Out went the retro wallpaper, heavy wood built-ins, and all three walls on the ground level. For Anki and Casper, who prefer loft-like spaces, the floor’s original layout—a large hallway separating the kitchen from the living room and TV room—made no sense. Opening everything up required the addition of a supporting column, but the couple didn’t mind. “It gives the house a bit of an industrial character,” says Anki. Overhead, the exposed ceiling beams are the only remnant from the original floor plan, a subtle reminder of what came before.

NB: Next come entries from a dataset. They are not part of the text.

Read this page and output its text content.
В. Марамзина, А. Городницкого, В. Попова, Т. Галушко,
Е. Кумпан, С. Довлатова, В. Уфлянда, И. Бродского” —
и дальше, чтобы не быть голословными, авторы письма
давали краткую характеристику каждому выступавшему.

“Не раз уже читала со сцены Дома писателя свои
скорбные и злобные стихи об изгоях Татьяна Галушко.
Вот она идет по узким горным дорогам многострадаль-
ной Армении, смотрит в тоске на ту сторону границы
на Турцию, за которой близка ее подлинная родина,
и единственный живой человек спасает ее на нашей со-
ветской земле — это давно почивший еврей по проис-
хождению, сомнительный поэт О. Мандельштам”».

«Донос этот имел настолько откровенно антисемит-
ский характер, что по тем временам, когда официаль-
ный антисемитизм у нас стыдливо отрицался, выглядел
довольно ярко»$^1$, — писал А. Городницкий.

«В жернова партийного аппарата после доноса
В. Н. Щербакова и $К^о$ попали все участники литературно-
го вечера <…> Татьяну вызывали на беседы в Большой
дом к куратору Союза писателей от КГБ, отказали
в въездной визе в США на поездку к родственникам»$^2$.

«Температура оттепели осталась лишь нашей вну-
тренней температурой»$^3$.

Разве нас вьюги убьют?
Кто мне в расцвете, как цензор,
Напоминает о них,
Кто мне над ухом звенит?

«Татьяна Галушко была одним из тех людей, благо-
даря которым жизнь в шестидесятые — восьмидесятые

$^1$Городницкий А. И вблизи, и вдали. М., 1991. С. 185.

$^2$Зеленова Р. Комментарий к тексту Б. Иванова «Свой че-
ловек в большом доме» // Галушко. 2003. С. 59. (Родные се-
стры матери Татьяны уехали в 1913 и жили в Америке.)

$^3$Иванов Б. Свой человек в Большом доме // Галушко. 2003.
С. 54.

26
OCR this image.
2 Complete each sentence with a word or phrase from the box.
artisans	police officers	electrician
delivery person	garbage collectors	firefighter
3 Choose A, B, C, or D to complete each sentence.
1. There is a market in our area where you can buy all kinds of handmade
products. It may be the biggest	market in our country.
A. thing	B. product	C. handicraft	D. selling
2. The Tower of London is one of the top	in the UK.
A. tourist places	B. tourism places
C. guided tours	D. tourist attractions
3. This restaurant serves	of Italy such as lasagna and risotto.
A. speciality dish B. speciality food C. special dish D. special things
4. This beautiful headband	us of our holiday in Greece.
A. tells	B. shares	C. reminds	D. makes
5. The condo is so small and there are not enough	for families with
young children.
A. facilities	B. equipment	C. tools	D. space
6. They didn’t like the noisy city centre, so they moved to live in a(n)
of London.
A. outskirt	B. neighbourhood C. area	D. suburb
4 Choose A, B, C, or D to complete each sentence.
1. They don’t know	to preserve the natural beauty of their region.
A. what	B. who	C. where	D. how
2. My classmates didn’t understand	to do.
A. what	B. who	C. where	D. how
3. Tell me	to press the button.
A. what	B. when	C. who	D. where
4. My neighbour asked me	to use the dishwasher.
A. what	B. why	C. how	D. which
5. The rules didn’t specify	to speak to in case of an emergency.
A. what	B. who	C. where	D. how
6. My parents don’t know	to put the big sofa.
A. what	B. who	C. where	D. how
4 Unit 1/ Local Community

The house’s original wood floors might’ve made the cut too, but Anki and Casper discovered that they had started to rot. In the end, it was serendipitous bad news. “We decided to place an entirely new isolated concrete floor with underfloor heating,” says Anki. “Quite an investment, but totally worth it.”
With the ground level now one wide-open space, the staircase stuck out big time, a fact that the couple happily took to the extreme by painting its interior canary yellow. “Since we love color, it just felt like the right decision to choose a striking color,” says Anki. They took the opposite approach in the kitchen. “To keep the balance, we decided to keep the kitchen quite neutral,” says Anki. “I love to work with white; our former home had a white floor. It brings peace.” The walls, covered floor to ceiling in fish scale–shaped tiles, make just enough of a statement.
Even with the walls gone, the location of the staircase still created a nook of sorts for the TV room, and unlike the rest of the house, it’s painted bubblegum pink. “I wanted to paint the room pink from the moment we viewed the house,” says Anki. “It just feels good. We both love pink, it’s such a soft yet powerful color.” Even the fireplace, which the couple gave a brand-new face, is coated in the pastel hue.
Their choices might seem risky to the color-averse, but bright and bold is how they’ve always decorated. Believe it or not, the house has much less going on compared to the family’s previous home, where Anki and Casper layered graphic patterns on top of all the color. (Their bedroom is one of the only places where their print-mixing skills live on.)